Berita Bekasi Nomor Satu

Dedi Mulyadi Betah di Lembur Pakuan Sukadaya Subang, Mayoritas Pendapatan Disebar ke Warga Sekitar  

Wakil Ketua Dewan Pembina Partai Gerindra, Dedi Mulyadi saat podcast dengan CEO Radar Bogor Group, Hazairin Sitepu di Lembur Pakuan Sukadaya Subang. FOTO: ISTIMEWA    

RADARBEKASI.ID, BEKASI – Bagi Wakil Ketua Dewan Pembina Partai Gerindra, Dedi Mulyadi mengakui betah tinggal di tanah kelahirannya Lembur Pakuan-Sukadaya Desa Sukasari, Rawalele, Kecamatan Dawuan, Kabupaten Subang, Jawa Barat.

“Kenapa di sini, karena pertama murah tanahnya Saya tidak bisa beli tempat yang mahal Jakarta pusat kota,” ucap Dedi Mulyadi saat podcast dengan CEO Radar Bogor Group, Hazairin Sitepu di Lembur Pakuan Sukadaya Subang.

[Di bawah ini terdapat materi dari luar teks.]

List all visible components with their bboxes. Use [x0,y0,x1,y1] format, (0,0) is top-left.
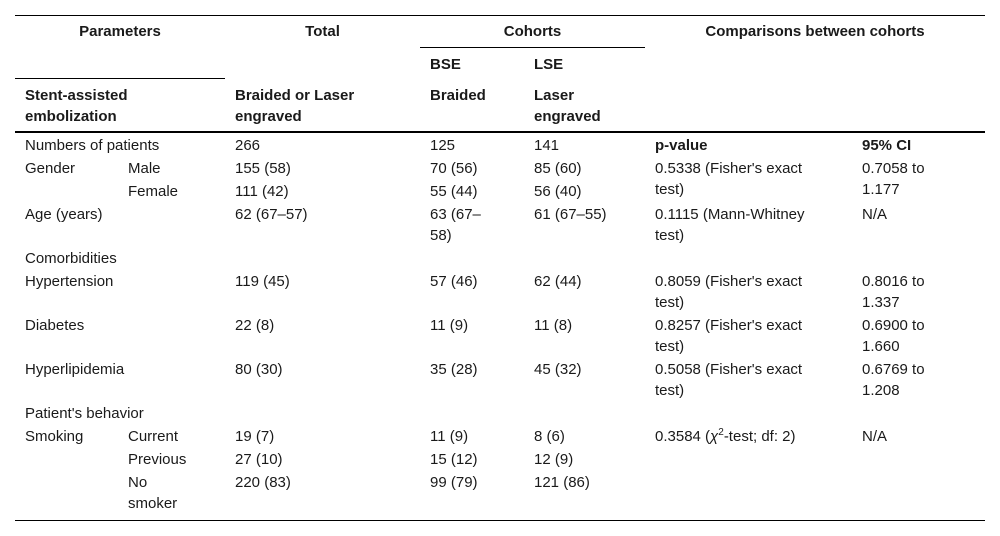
smoking-pvalue-suffix: -test; df: 2) [723,428,796,445]
hypertension-label: Hypertension [25,273,114,290]
gender-male-bse: 70 (56) [430,160,478,177]
gender-male-total: 155 (58) [235,160,291,177]
age-bse-line2: 58) [430,227,452,244]
smoking-never-bse: 99 (79) [430,474,478,491]
header-bse-sub: Braided [430,87,486,104]
smoking-previous-label: Previous [128,451,187,468]
hyperlipidemia-pvalue-line1: 0.5058 (Fisher's exact [655,361,803,378]
smoking-current-label: Current [128,428,179,445]
diabetes-pvalue-line2: test) [655,338,685,355]
header-lse: LSE [534,56,564,73]
pvalue-header: p-value [655,137,708,154]
smoking-ci: N/A [862,428,888,445]
smoking-current-total: 19 (7) [235,428,275,445]
smoking-never-label-line1: No [128,474,148,491]
smoking-previous-bse: 15 (12) [430,451,478,468]
age-label: Age (years) [25,206,103,223]
gender-female-total: 111 (42) [235,183,289,200]
patients-bse: 125 [430,137,456,154]
header-stent-line1: Stent-assisted [25,87,128,104]
patients-label: Numbers of patients [25,137,160,154]
diabetes-label: Diabetes [25,317,85,334]
smoking-pvalue-prefix: 0.3584 ( [655,428,711,445]
patients-total: 266 [235,137,261,154]
ci-header: 95% CI [862,137,912,154]
smoking-previous-lse: 12 (9) [534,451,574,468]
smoking-previous-total: 27 (10) [235,451,283,468]
gender-ci-line2: 1.177 [862,181,900,198]
age-bse-line1: 63 (67– [430,206,481,223]
header-total-sub-line1: Braided or Laser [235,87,355,104]
diabetes-ci-line2: 1.660 [862,338,900,355]
bottom-rule [15,520,985,521]
stent-rule [15,78,225,79]
chi-symbol: χ [710,428,719,445]
hypertension-pvalue-line1: 0.8059 (Fisher's exact [655,273,803,290]
gender-female-lse: 56 (40) [534,183,582,200]
comorbidities-label: Comorbidities [25,250,117,267]
diabetes-total: 22 (8) [235,317,275,334]
hyperlipidemia-ci-line1: 0.6769 to [862,361,925,378]
diabetes-bse: 11 (9) [430,317,469,334]
hypertension-pvalue-line2: test) [655,294,685,311]
hyperlipidemia-lse: 45 (32) [534,361,582,378]
gender-label: Gender [25,160,76,177]
hyperlipidemia-label: Hyperlipidemia [25,361,125,378]
smoking-never-lse: 121 (86) [534,474,590,491]
patients-lse: 141 [534,137,560,154]
smoking-never-label-line2: smoker [128,495,178,512]
header-total-sub-line2: engraved [235,108,302,125]
age-pvalue-line2: test) [655,227,685,244]
age-lse: 61 (67–55) [534,206,607,223]
cohorts-rule [420,47,645,48]
age-total: 62 (67–57) [235,206,308,223]
smoking-current-lse: 8 (6) [534,428,565,445]
gender-pvalue-line2: test) [655,181,685,198]
age-pvalue-line1: 0.1115 (Mann-Whitney [655,206,805,223]
gender-female-bse: 55 (44) [430,183,478,200]
smoking-label: Smoking [25,428,84,445]
header-bottom-rule [15,131,985,133]
hyperlipidemia-pvalue-line2: test) [655,382,685,399]
header-lse-sub-line2: engraved [534,108,601,125]
top-rule [15,15,985,16]
gender-ci-line1: 0.7058 to [862,160,925,177]
diabetes-lse: 11 (8) [534,317,573,334]
hypertension-lse: 62 (44) [534,273,582,290]
header-total: Total [305,23,340,40]
header-lse-sub-line1: Laser [534,87,575,104]
gender-pvalue-line1: 0.5338 (Fisher's exact [655,160,803,177]
hypertension-ci-line2: 1.337 [862,294,900,311]
diabetes-ci-line1: 0.6900 to [862,317,925,334]
hyperlipidemia-ci-line2: 1.208 [862,382,900,399]
hypertension-total: 119 (45) [235,273,290,290]
chi-superscript: 2 [718,427,724,438]
hypertension-bse: 57 (46) [430,273,478,290]
gender-male-lse: 85 (60) [534,160,582,177]
behavior-label: Patient's behavior [25,405,144,422]
smoking-current-bse: 11 (9) [430,428,469,445]
header-comparisons: Comparisons between cohorts [705,23,925,40]
gender-female-label: Female [128,183,179,200]
hypertension-ci-line1: 0.8016 to [862,273,925,290]
hyperlipidemia-total: 80 (30) [235,361,283,378]
smoking-pvalue [655,426,796,447]
age-ci: N/A [862,206,888,223]
diabetes-pvalue-line1: 0.8257 (Fisher's exact [655,317,803,334]
header-stent-line2: embolization [25,108,117,125]
gender-male-label: Male [128,160,161,177]
hyperlipidemia-bse: 35 (28) [430,361,478,378]
smoking-never-total: 220 (83) [235,474,291,491]
header-bse: BSE [430,56,461,73]
header-cohorts: Cohorts [503,23,562,40]
header-parameters: Parameters [79,23,161,40]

Kedua, kata Dedi Mulyadi, karena betah dan rumah. “Ada filosofinya, saya memang kelahiran di sini ibu saya melahirkan saya di sini,” ucap Dedi Mulyadi.

Ia juga menyinggung bahwa lapangan yang kini biasa dipakai untuk berbagai kegiatan, dulunya adalah kebun milik tetangga bernama Ki Tohir yang akhirnya dibeli.

Dedi Mulyadi mengungkapkan, pendidikan sejak SD hingga SMA ditempuh di Kabupaten Subang.

Mengenai kawasan Lembur Pakuan Sukadaya Subang yang dibuat menarik seperti dipasang banyak pagar bambu hingga cetok, Dedi Mulyadi menjelaskan, sengaja untuk aksesoris keindahan. Selain itu, kata Dedi Mulyadi, menghidupkan perekonomian para pengrajin bambu anyaman.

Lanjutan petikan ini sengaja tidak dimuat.